Liamh, Eadrian, Finn, ve Aloin ile uzun bir tartışmaya girmişti. Ona göre, teknedekilerin güvenliği için diğer işler yoluna girene kadar kendi topraklarında kalmaları gerekiyordu lakin karşısındaki yaşlı inatçı ihtiyarlar Giolla vadisine şanlı bir giriş yapmayı kafalarına koymuş görünüyorlardı. Diğerlerini anlayabiliyordu fakat Finn McCartney mantığını yitirmiş olmalıydı. Genç adam özelliklede onunla bağlantısı olduğunu gizlemek zorundaydı. Liamh direkt olarak Finn'e hitap ederek konuştu.
"Finn, bu anlamsız güç gösterisi bizi bir yere ulaştırmayacak biliyorsun!"
"Biz bunca yıl ne için bekledik evlat? Hala saklanmamız gerektiğini mi söylüyorsun?"
"Vadide salına salına dolaşabilmeniz için kral emri gerekiyor. Ortada öldüğü varsayılan bir kadın ve hali hazırda ölmüş bir McGiola beyi var. Bana kalırsa vadiye çıkıp biz buranın gerçek sahibiyiz demek için biraz fazla aceleci davranıyorsunuz." Liamh bıkkın bir nefes verdi. "Öyle değil mi Finn!"
Genç adam oldukça sıkılmıştı. Şiddetle ayaklarını sallamaya ve parmaklarını masa üzerinde hızla vurmaya başladı ki bu kötüye işaretti. Liamh'ı tanıyan herkes tüm bu hareketlerin sonucunun öfke patlaması olacağını bilirdi.
Finn, başını kaldırdı. Genç adamı çok iyi anlıyordu elbet lakin Aloin ve Eadrian tarafında gözükmezse onların güvenlerini kazanamayacaktı. Aradan geçen yirmi yıl ve ihtiyarların hala şüphe dolu bakışları bunun göstergesiydi. Liamh'ın huzursuzluğuna bakılırsa birazdan bir şeylerin kırılıp parçalanacağı kesindi. İşte o zaman ne yapacağını bilmiyordu. Gözlerini onun sert bakışlarına dikerek dişlerini sıkarak konuştu.

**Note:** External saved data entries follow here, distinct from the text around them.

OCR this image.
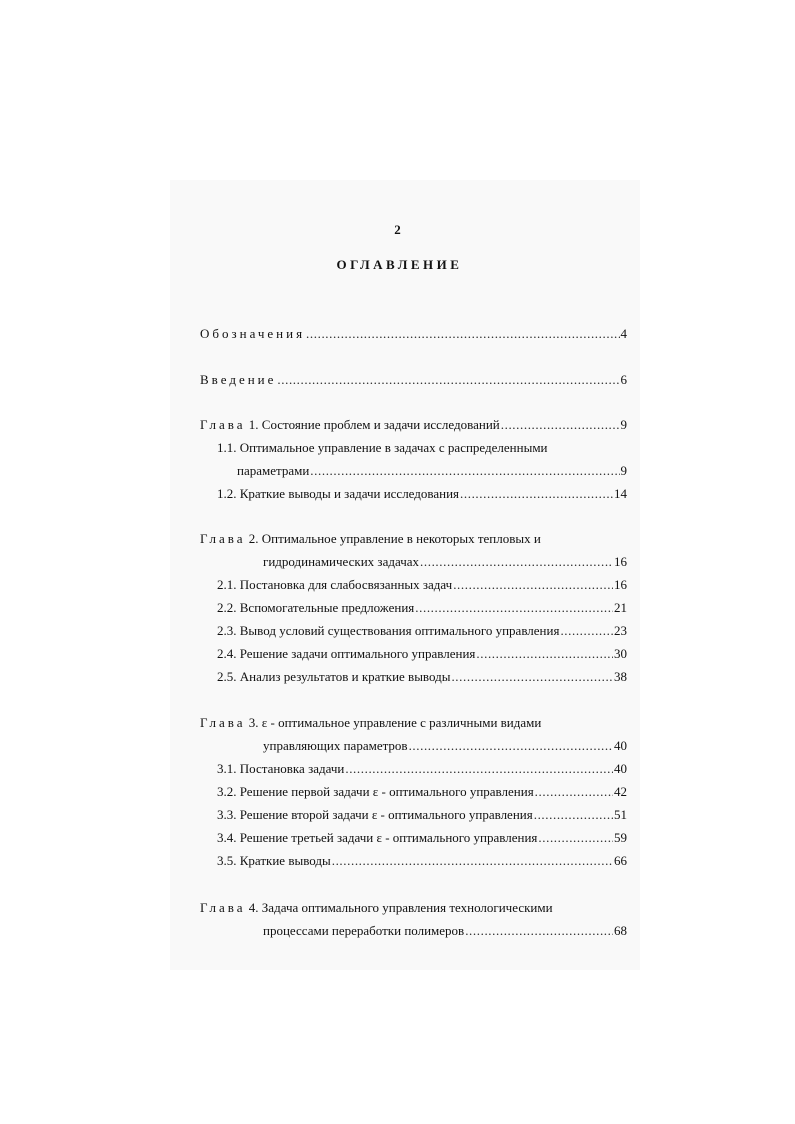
2
ОГЛАВЛЕНИЕ
Обозначения .....	4
Введение .....	6
Глава 1. Состояние проблем и задачи исследований .....	9
1.1. Оптимальное управление в задачах с распределенными
параметрами .....	9
1.2. Краткие выводы и задачи исследования .....	14
Глава 2. Оптимальное управление в некоторых тепловых и
гидродинамических задачах .....	16
2.1. Постановка для слабосвязанных задач .....	16
2.2. Вспомогательные предложения .....	21
2.3. Вывод условий существования оптимального управления .....	23
2.4. Решение задачи оптимального управления .....	30
2.5. Анализ результатов и краткие выводы .....	38
Глава 3. ε - оптимальное управление с различными видами
управляющих параметров .....	40
3.1. Постановка задачи .....	40
3.2. Решение первой задачи ε - оптимального управления .....	42
3.3. Решение второй задачи ε - оптимального управления .....	51
3.4. Решение третьей задачи ε - оптимального управления .....	59
3.5. Краткие выводы .....	66
Глава 4. Задача оптимального управления технологическими
процессами переработки полимеров .....	68
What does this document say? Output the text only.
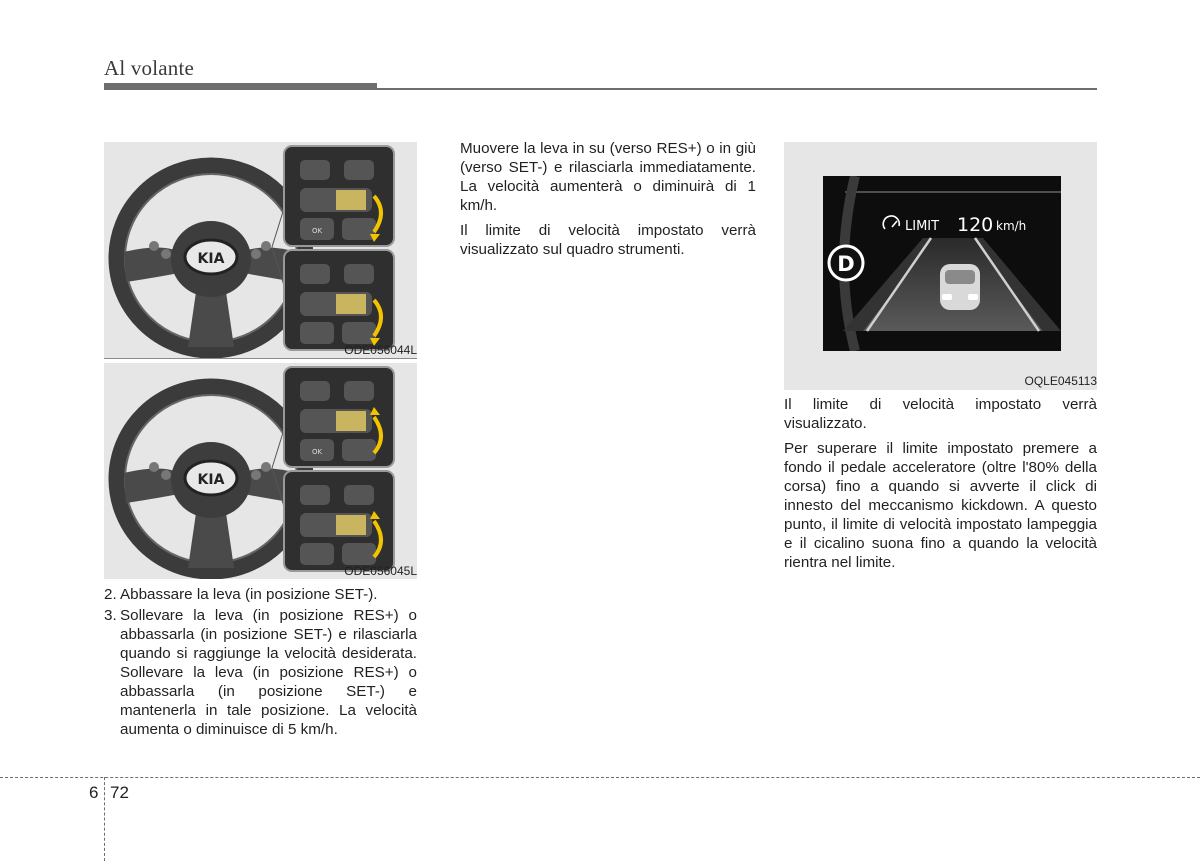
Al volante
KIA
OK
ODE056044L
KIA
OK
ODE056045L
2. Abbassare la leva (in posizione SET-).
3. Sollevare la leva (in posizione RES+) o abbassarla (in posizione SET-) e rilasciarla quando si raggiunge la velocità desiderata. Sollevare la leva (in posizione RES+) o abbassarla (in posizione SET-) e mantenerla in tale posizione. La velocità aumenta o diminuisce di 5 km/h.

Muovere la leva in su (verso RES+) o in giù (verso SET-) e rilasciarla immediatamente. La velocità aumenterà o diminuirà di 1 km/h.

Il limite di velocità impostato verrà visualizzato sul quadro strumenti.

D
LIMIT 120 km/h
OQLE045113

Il limite di velocità impostato verrà visualizzato.

Per superare il limite impostato premere a fondo il pedale acceleratore (oltre l'80% della corsa) fino a quando si avverte il click di innesto del meccanismo kickdown. A questo punto, il limite di velocità impostato lampeggia e il cicalino suona fino a quando la velocità rientra nel limite.

6 72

"Vadiyi çeyiz hakkı olarak alacaksın Aodh oğlu Liamh! Düğüne kalan o kısa süre içinde de Leydimi usulüne uygun evlendirmek bizim hakkımız." dedi istemeyerek de olsa.
Genç adam ayağa kalktı. Sabrı tükenmişti. "Düzeltmeme izin ver Finn McCartney! Bu tutumunuzla düğüne kalan o kısa süre içerisinde toplu intihar girişiminde bulunup leydinizi - ki leydi derken oldukça bastırarak söylemişti- bir başına evlendirmek istiyorsunuz!" Burun direğini sıvazlayarak devam etti. "Ya da bir düzine adamla o İngiliz piçlerine savaş ilan ediyorsunuz!"
"Bizim zamanımızda!" Aloin, piposunu çıkarıp titreyen elini havada salladı.
Liamh, bu defa kendine hakim olamadı. Masaya vurduğu elleri çürüyen yaş tahtanın kütürdeyerek parçalara ayrılmasına neden olmuştu.
"Kral Frealaf adına size ne emrediyorsam öyle yapacaksınız!" diye bağırdı.
Eadrian ve Finn ayağa kalktılar. Aloin bir çırpıda kalkamayacak kadar yaşlı olduğundan elini kılıcına götürmekle yetindi. Liamh, Finn'in ona başını hayır manasında sallamasına aldırış etmedi. Kaşlarını çatarak kollarını göğüs hizasında bağladı.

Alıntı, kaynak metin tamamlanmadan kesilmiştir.